So what’s different about the new VF Redline over the VE? Well, it is more of a bespoke model this time around, separated from the sporty SV6, SS, and SS V variants.
It’s quicker and more focused than its predecessor too, and it’s more suitable to take to the track. It’s also more advanced with some interesting new technologies coming in, giving it a stronger standpoint in this segment and price range.
The VF Redline comes with a number of Commodore firsts, including a staggered tyre size (245s on the front and 275s on the rear), launch control, forged alloy wheels to reduce unsprung mass, a ‘Competitive Mode’ for the steering and stability control with a unique steering calibration to any other VF, and a beefed up Brembo braking package which features a revised master cylinder compared with the VE Redline.
From 100-0km/h, the VE is able to stop in 40.9 metres, while the VF, with its newer setup, is able to pull up to rest in 38.6 metres. In the corners, the VE Redline manages 0.88g in lateral force, while the VF manages 0.93g.
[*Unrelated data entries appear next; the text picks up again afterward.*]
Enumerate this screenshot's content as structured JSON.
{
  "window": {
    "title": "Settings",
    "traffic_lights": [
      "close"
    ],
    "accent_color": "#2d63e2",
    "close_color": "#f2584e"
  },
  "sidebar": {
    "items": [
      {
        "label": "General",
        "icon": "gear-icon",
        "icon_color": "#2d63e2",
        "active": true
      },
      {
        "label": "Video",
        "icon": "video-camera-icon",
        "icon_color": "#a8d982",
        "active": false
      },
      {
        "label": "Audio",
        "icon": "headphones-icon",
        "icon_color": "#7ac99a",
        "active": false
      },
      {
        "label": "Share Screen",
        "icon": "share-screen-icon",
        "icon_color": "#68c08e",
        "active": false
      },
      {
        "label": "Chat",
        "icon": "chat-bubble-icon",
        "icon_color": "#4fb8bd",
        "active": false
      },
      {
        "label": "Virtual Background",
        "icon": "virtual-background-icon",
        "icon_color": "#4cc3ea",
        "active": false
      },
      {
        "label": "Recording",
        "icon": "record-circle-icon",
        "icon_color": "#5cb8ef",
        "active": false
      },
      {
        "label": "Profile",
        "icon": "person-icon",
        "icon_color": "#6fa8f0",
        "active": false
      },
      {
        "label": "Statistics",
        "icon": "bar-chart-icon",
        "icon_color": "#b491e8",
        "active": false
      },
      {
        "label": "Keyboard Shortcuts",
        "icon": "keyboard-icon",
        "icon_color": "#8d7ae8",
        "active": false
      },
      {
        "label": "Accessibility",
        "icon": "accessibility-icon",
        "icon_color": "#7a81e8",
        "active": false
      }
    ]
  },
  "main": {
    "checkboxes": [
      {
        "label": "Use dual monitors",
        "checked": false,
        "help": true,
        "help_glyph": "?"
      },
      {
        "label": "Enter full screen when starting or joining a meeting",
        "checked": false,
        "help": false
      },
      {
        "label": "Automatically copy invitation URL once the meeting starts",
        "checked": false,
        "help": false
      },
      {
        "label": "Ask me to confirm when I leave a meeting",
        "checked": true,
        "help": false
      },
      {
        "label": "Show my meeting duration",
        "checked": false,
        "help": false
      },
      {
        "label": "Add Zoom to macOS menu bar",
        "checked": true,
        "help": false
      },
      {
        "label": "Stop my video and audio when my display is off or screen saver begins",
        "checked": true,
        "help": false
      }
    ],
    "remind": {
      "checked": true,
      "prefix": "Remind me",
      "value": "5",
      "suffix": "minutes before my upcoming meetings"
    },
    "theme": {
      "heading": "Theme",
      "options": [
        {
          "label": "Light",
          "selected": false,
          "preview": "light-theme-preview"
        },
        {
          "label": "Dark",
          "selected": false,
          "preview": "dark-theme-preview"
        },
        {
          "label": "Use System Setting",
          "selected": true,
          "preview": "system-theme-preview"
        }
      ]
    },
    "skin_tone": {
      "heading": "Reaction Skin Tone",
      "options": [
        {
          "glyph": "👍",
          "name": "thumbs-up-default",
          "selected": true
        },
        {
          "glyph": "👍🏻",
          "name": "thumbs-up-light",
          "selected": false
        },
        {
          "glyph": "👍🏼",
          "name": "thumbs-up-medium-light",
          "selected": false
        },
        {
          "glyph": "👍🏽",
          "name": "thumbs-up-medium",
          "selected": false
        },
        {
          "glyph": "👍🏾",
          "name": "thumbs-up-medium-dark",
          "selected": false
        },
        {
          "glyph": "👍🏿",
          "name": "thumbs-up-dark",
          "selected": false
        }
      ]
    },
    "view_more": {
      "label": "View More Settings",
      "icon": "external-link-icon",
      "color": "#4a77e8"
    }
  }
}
These are some decent measurable improvements, and proof that the engineers have been putting in the hard yards.
As a result, no Commodore has ever been developed with such attention to detail. To cement it all in and to give the Redline its final industry seal of approval, the ute version has set a new world record around the famously punishing and demanding Nurburgring in Germany.
A production-mimicking version lapped the course quicker than any other factory utility/commercial vehicle in history (according to Holden). With a crew of just three engineers, the team posted a time of 8:19.47, which is a few seconds quicker than an R32 Nissan Skyline GT-R, and just a few seconds short of a 2009 Porsche Cayman S.